しかし、横須賀市はそれらの問題に対してあらゆる取り組みを進め、よりよい医療を提供できる環境を整えていきたいと考えています。
横須賀市内で在宅医療を展開し、横須賀市医師会理事を務める磯崎哲男先生が、「在宅医療における病診連携」についてお話しされました。
病診連携とは、効率的・効果的な医療の提供を目的に、地域の病院と診療所が機能や役割を分担し、連携することです。
診療所の役割として、以下の3つが重要であると考えます。
在宅医療で、実際に私たちが使用しているバッグの中身をおみせします。
おもに看護師が持つバッグのなかには、聴診器、点滴セット、床ずれ処置のセット、自宅で注射を行う器具や薬剤、自動血球計算機、携帯用の超音波機器など、あらゆるものが入っています。
在宅医療の現場では、小型で持ち運びが便利な医療機器が役に立ちます。
たとえば、ある携帯用の超音波機器は、自宅で胸水や腹水の状態を観察できます。また、採血結果を短時間で測定できる機器や、女性でも持ち運べる大きさのポータブル超音波検査機器なども活用します。
このように医療機器を活用して自宅での診療範囲を広げ、また、看護師と医師が連絡を取り合うことで、タイムラグの少ない治療が可能となります。

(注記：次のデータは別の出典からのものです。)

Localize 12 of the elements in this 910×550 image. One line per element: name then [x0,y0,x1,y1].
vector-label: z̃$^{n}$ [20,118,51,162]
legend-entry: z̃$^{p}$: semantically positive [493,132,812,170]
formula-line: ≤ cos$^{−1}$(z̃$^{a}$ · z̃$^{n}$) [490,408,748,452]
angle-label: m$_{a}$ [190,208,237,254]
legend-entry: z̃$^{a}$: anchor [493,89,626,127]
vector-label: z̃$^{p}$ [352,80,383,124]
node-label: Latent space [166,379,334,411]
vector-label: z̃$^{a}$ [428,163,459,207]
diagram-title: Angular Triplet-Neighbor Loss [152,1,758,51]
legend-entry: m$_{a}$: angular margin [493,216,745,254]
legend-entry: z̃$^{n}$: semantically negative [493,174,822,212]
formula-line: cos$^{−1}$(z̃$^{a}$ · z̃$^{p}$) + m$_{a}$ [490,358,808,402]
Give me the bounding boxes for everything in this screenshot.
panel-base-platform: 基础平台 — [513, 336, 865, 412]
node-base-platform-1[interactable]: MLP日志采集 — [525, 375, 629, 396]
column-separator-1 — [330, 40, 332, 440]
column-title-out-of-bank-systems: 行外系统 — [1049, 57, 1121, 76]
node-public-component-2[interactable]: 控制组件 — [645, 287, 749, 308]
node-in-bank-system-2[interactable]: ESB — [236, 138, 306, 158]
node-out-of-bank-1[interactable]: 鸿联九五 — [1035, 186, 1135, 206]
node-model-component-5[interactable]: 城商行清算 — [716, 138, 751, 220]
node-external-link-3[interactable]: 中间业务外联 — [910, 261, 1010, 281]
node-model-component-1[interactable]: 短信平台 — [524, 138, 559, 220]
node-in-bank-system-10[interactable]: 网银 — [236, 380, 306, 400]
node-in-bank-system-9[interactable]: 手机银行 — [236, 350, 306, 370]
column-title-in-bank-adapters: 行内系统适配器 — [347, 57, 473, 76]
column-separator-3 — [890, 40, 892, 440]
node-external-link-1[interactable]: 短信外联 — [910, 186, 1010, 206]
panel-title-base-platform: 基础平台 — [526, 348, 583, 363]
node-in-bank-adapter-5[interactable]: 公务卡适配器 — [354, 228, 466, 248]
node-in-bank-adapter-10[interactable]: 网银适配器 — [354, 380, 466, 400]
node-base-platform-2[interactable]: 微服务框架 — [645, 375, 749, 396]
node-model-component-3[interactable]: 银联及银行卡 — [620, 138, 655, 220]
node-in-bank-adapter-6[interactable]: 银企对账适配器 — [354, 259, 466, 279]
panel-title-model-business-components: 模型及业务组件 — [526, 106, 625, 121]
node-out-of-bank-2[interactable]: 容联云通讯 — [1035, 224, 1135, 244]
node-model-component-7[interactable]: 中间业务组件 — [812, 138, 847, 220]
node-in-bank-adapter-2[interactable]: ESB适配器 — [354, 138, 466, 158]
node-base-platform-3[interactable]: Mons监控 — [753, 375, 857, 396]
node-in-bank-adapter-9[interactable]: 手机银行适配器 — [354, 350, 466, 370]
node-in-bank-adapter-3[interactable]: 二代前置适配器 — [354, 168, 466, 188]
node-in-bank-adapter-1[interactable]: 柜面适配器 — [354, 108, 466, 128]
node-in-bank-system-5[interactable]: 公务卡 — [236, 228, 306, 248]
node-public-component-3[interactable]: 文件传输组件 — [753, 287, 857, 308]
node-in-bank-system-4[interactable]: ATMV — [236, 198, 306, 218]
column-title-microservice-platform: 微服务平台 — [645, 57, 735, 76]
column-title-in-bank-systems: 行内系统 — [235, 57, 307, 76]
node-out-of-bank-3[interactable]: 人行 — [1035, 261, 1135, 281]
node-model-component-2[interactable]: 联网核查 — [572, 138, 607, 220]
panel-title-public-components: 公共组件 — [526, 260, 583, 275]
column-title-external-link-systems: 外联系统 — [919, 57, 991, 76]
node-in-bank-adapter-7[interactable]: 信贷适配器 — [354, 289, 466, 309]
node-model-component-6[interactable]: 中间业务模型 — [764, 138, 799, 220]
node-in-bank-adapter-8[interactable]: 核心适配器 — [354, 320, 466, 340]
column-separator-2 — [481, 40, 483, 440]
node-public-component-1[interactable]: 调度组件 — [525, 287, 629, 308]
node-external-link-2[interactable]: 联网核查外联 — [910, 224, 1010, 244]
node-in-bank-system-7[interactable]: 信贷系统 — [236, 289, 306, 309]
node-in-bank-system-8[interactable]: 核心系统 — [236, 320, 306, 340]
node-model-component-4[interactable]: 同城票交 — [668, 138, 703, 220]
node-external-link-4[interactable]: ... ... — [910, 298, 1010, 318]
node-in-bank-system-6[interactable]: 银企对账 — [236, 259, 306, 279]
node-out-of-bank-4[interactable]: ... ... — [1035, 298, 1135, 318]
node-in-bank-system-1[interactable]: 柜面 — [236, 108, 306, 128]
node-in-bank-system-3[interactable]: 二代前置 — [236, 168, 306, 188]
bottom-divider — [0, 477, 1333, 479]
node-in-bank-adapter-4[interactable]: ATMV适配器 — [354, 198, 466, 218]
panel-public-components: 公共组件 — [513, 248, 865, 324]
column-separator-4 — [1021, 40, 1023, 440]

小磯診療所では、在宅医療の患者さんからの電話は初めに担当の看護師が対応し、看護師だけでは判断できないケースで医師に連絡をとるシステムを採用しています。
基本的に看護師が患者さんの状況を把握し、医師は集まった情報をもとに診断を行います。このシステムのメリットは、医師の負担を軽減できる点です。

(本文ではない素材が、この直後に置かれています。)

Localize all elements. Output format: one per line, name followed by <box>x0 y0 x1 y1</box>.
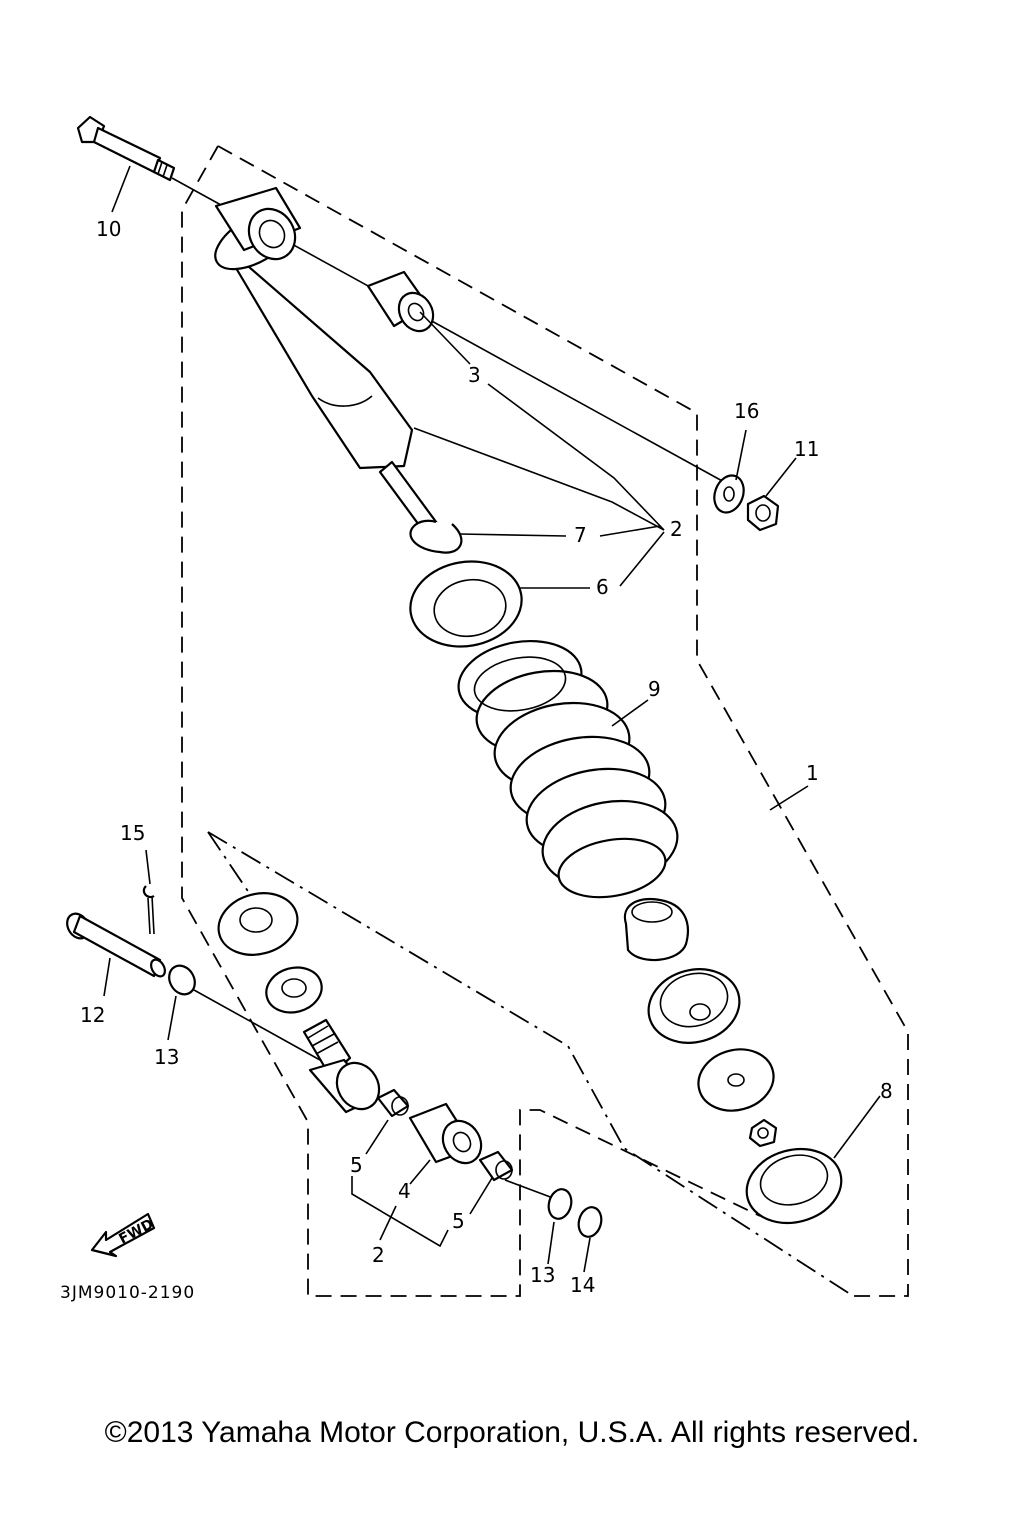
rubber-grommet-lower <box>265 966 323 1014</box>
washer-part-13-bottom <box>547 1188 573 1220</box>
assembly-boundary-left <box>181 145 761 1297</box>
bolt-part-10 <box>76 115 176 182</box>
washer-part-14 <box>577 1206 603 1238</box>
callout-10: 10 <box>96 217 121 241</box>
exploded-view-svg: FWD 10 3 16 11 2 7 6 9 1 15 12 13 8 5 4 … <box>60 115 909 1303</box>
washer-part-13-left <box>168 964 196 996</box>
washer-part-16 <box>713 474 745 514</box>
washer-hole <box>723 486 735 502</box>
cotter-pin-part-15 <box>142 885 155 935</box>
collar-part-5-right <box>478 1150 514 1182</box>
assembly-boundary <box>217 145 909 1297</box>
callout-6: 6 <box>596 575 609 599</box>
bushing-part-4 <box>408 1102 483 1165</box>
lock-nut <box>748 1118 778 1148</box>
bump-stop <box>623 897 690 962</box>
callout-7: 7 <box>574 523 587 547</box>
callout-13-bottom: 13 <box>530 1263 555 1287</box>
axis-line-bottom <box>504 1179 554 1199</box>
callout-13-left: 13 <box>154 1045 179 1069</box>
rubber-grommet-upper <box>217 892 299 956</box>
callout-1: 1 <box>806 761 819 785</box>
part-code: 3JM9010-2190 <box>60 1283 195 1303</box>
callout-2-top: 2 <box>670 517 683 541</box>
fwd-arrow-icon: FWD <box>90 1212 156 1258</box>
plate-washer <box>697 1048 775 1112</box>
callout-leaders <box>103 165 881 1273</box>
dashdot-leader <box>207 831 851 1295</box>
nut-part-11 <box>746 494 780 532</box>
shock-absorber-body <box>214 186 444 542</box>
lower-eye-fitting <box>302 1018 381 1114</box>
callout-16: 16 <box>734 399 759 423</box>
callout-11: 11 <box>794 437 819 461</box>
callout-15: 15 <box>120 821 145 845</box>
collar-part-5-left <box>376 1088 410 1118</box>
circlip-part-7 <box>409 519 463 554</box>
pin-part-12 <box>66 912 166 978</box>
spring-part-9 <box>457 639 679 899</box>
callout-2-bottom: 2 <box>372 1243 385 1267</box>
callout-8: 8 <box>880 1079 893 1103</box>
callout-12: 12 <box>80 1003 105 1027</box>
lower-seat-part-8 <box>745 1147 843 1225</box>
copyright-notice: ©2013 Yamaha Motor Corporation, U.S.A. A… <box>104 1416 920 1449</box>
callout-4: 4 <box>398 1179 411 1203</box>
axis-line-lower <box>175 979 321 1061</box>
callout-14: 14 <box>570 1273 595 1297</box>
callout-5-right: 5 <box>452 1209 465 1233</box>
callout-3: 3 <box>468 363 481 387</box>
spring-cup <box>647 968 741 1044</box>
bushing-part-3 <box>366 270 435 333</box>
callout-5-left: 5 <box>350 1153 363 1177</box>
callout-9: 9 <box>648 677 661 701</box>
spring-seat-part-6 <box>409 560 523 648</box>
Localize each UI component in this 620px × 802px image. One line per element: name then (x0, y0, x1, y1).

在宅医療では、患者さんの自宅に何度も足を運びます。そのため、ケースによっては環境の問題が生じることがあります。たとえば、大雨や雪など悪天候時あるいは酷暑や寒冷な日の訪問、長い階段や狭い通路などを通る家への訪問などです。
在宅医療では、さまざまな患者さんを診療します。患者さんのケースによっては、家庭の問題が生じることがあります。
在宅医療には上記のようにさまざまな問題がありますが、一方であらゆる可能性があります。
私たちはこれから、厳しい時代を迎えようとしています。そのなかで、医療にかかわる多職種がそれぞれにタスクを分化し、医療の効率化を測る必要があります。
在宅医療においては今後も病診連携を進め、横須賀市の方々をサポートしていきたいと考えています。
講演後、台湾視察団は3グループにわかれ、各グループに横須賀市医師会の医師が加わって、意見交換と質疑応答を行いました。
横須賀市医師会と台湾視察団の方々で集合写真を撮影し、横須賀市医師会による台湾視察団へのセミナーは、和やかに終幕しました。